Psalm: 47,2-10 (EG 726)

Lesungen

Reihe I: 1. Könige 8,22-24.26-28
Reihe II: Johannes 17,20-26
Reihe III: Epheser 1,(15-20a)20b-23
Reihe IV: Daniel 7,1-3(4-8)9-14
Reihe V: Lukas 24,(44-49)50-53
Reihe VI: Apostelgeschichte 1,3-11

Liedvorschläge

Eingangslied: EG 123 Jesus Christus herrscht als König
Wochenlied: EG 120 Christ fuhr gen Himmel
Predigtlied: EG 362 Ein feste Burg ist unser Gott
Schlusslied: EG 129 Freut euch, ihr Christen alle

Predigttext: Daniel 7,1-3+9-14

1 Im ersten Jahr Belsazars, des Königs von Babel,
hatte Daniel einen Traum und Gesichte auf seinem Bett;

und er schrieb den Traum auf:
2 Ich, Daniel, sah ein Gesicht in der Nacht, und siehe,
die vier Winde unter dem Himmel wühlten das große Meer auf.
3 Und vier große Tiere stiegen herauf aus dem Meer,
ein jedes anders als das andere.
9 Da sah ich: Throne wurden aufgestellt, und einer, der uralt war, setzte sich. Sein Kleid war weiß wie Schnee und das Haar auf seinem Haupt wie reine Wolle; Feuerflammen waren sein Thron und dessen Räder loderndes Feuer.
10 Da ergoss sich ein langer feuriger Strom
und brach vor ihm hervor.
Tausendmal Tausende dienten ihm, und zehntausendmal Zehntausende standen vor ihm.
Das Gericht wurde gehalten und die Bücher wurden aufgetan.
11 Ich sah auf um der großen Reden willen, die das Horn redete,
und ich sah, wie das Tier getötet wurde und sein Leib umkam
und in die Feuerflammen geworfen wurde.
12 Und mit der Macht der andern Tiere war es auch aus;
denn es war ihnen Zeit und Stunde bestimmt,
wie lang ein jedes leben sollte.
13 Ich sah in diesem Gesicht in der Nacht, und siehe,
es kam einer mit den Wolken des Himmels
wie eines Menschen Sohn
und gelangte zu dem, der uralt war, und wurde vor ihn gebracht.
14 Ihm wurde gegeben Macht, Ehre und Reich,
dass ihm alle Völker, Nationen und Sprachen dienen sollten.
Seine Macht ist ewig und vergeht nicht,
und sein Reich hat kein Ende.

Predigt

Liebe Gemeinde,

ein paar hundert Jahre vor Christi Geburt hatte ein Mensch namens Daniel einen Traum. Eine Vision – oder wie es in der Lutherbibel steht: „Ein Gesicht“. Er hat sie aufgeschrieben, sie steht in der Heiligen Schrift der Juden – und in unserer Bibel. Daniel wird auch im Islam als Prophet angesehen. Im heutigen Iran, in Susa steht ein großes Grabmal, das von Juden und Moslems gleichermaßen als das Grab des Propheten Daniel verehrt wird.

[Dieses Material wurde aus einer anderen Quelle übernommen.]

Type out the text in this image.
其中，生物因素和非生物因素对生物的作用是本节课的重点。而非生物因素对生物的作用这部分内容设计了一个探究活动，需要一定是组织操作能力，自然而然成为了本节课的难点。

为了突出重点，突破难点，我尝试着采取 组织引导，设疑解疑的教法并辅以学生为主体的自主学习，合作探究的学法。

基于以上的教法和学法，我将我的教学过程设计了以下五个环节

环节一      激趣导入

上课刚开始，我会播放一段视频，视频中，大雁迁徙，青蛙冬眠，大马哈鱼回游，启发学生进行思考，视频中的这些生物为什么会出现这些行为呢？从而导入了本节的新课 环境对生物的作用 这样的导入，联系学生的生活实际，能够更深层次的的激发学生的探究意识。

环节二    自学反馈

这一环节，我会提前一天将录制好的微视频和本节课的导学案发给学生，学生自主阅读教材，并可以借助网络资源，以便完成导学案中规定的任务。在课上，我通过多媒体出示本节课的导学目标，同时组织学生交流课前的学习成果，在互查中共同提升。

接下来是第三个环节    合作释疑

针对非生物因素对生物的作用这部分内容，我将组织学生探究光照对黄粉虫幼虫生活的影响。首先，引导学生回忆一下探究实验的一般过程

Eine gewaltige Schauung war das in der Nacht. Ganz großes Theater: Von allen Himmelrichtungen toben Winde auf das große Meer. Dann steigen vier große und auf verschiedene Weise furchtbare Tiere aus dem Meer:

Ein Löwe mit Flügeln wie ein Adler,
ein Bär – in seinem Maul drei Rippen,
ein Panther mit 4 Flügeln und vier Köpfen
und ein Tier mit zehn Hörnern.
Ein Horn hatte Augen wie Menschenaugen
und ein Maul, das redete große, prahlerische, anmaßende Worte.

Diese vier Tiere sind Bilder für die damals bekannten Weltreiche und ihre zerstörende, bestialische Macht.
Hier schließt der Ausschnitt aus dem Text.